Manifestations prévues 

L'annonce de la Ville a tôt fait de mobiliser de nombreux propriétaires de chiens et de pitbulls de la capitale. Une manifestation est déjà prévue, sans chien pour éviter les débordements, le 4 juillet devant l'hôtel de ville de Québec. «On est en train d'organiser un gros mouvement», a affirmé Patrick «Lakosh» Marceau, propriétaire d'un pitbull, joint par Le Soleil jeudi. 

Comme plusieurs de ses semblables, ce citoyen se retrouve plongé dans un important dilemme : quitter la ville ou se départir de son toutou. «J'habite tout près des plaines d'Abraham et je vais souvent le promener là. Je m'imagine mal partir de chez moi, mais encore moins de perdre mon chien», a-t-il dit au sujet de Malcom. «C'est la mascotte [au salon de coiffure] où je travaille. Élevé dans un cadre familial, t'auras pas un chien plus gentil, doux et affectueux.»

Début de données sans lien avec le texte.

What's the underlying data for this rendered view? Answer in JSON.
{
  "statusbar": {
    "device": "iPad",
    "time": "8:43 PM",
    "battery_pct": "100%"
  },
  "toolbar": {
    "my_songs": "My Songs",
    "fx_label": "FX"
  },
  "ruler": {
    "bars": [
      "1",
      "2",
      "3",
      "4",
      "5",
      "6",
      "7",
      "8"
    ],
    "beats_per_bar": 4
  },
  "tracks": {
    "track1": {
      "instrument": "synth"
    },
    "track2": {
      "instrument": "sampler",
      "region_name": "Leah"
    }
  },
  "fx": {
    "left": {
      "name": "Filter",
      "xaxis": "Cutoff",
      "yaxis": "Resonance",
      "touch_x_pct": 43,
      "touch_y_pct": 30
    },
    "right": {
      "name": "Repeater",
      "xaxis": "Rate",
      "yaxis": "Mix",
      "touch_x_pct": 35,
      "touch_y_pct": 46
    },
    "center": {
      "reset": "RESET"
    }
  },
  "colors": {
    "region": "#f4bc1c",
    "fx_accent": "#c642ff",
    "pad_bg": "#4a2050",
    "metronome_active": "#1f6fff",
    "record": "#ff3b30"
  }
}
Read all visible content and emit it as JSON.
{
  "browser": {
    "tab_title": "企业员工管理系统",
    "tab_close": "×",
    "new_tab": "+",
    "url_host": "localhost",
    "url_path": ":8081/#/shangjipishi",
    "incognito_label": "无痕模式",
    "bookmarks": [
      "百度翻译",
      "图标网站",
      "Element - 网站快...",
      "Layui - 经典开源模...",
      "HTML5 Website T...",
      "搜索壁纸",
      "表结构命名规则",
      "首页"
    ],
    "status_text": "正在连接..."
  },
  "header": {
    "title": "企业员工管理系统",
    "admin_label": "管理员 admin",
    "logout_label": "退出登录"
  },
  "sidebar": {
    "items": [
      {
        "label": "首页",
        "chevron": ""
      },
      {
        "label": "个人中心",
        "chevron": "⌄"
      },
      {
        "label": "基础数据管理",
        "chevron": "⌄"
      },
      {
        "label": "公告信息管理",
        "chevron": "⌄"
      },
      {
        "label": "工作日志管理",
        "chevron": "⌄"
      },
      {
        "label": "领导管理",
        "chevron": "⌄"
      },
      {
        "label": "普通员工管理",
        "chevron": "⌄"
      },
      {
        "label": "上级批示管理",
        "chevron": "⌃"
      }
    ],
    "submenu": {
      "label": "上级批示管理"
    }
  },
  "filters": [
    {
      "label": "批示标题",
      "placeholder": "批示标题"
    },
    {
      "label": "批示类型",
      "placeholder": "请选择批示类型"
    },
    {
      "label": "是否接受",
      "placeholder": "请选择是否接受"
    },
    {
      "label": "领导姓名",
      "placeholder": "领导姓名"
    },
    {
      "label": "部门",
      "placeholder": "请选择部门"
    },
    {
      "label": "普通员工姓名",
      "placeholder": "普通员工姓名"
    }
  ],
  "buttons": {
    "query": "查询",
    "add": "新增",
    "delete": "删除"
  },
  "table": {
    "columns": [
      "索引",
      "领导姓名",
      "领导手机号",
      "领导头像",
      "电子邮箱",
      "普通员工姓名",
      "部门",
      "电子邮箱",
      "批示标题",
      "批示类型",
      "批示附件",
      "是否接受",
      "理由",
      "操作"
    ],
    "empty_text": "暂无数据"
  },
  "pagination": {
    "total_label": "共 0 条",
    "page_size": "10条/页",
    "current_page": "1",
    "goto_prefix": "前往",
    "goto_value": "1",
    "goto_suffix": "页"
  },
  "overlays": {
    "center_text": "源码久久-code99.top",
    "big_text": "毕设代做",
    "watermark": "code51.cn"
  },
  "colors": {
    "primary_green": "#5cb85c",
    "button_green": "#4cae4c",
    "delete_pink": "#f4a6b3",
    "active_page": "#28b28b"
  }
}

Une marche est aussi prévue le 16 juillet dans les rues de Québec. Diverses pétitions ont été créées, tout comme une page nommée «Je suis pitbull», où les propriétaires ont promis «de se battre» pour leur animal.

Les espèces bannies

Les chiens bannis à compter du 1er janvier 2017 : «Tout Pitbull, un chien de race Bull Terrier, Staffordshire Bull Terrier, American Bull Terrier ou American Staffordshire Terrier, hybride issu d'un chien de la race Bull Terrier, Staffordshire Bull Terrier, American Bull Terrier ou American Staffordshire Terrier et d'un chien d'une autre race, de race croisée qui possède des caractéristiques physiques substantielles d'un chien de la race Bull Terrier, Staffordshire Bull Terrier, American Bull Terrier ou American Staffordshire Terrier.»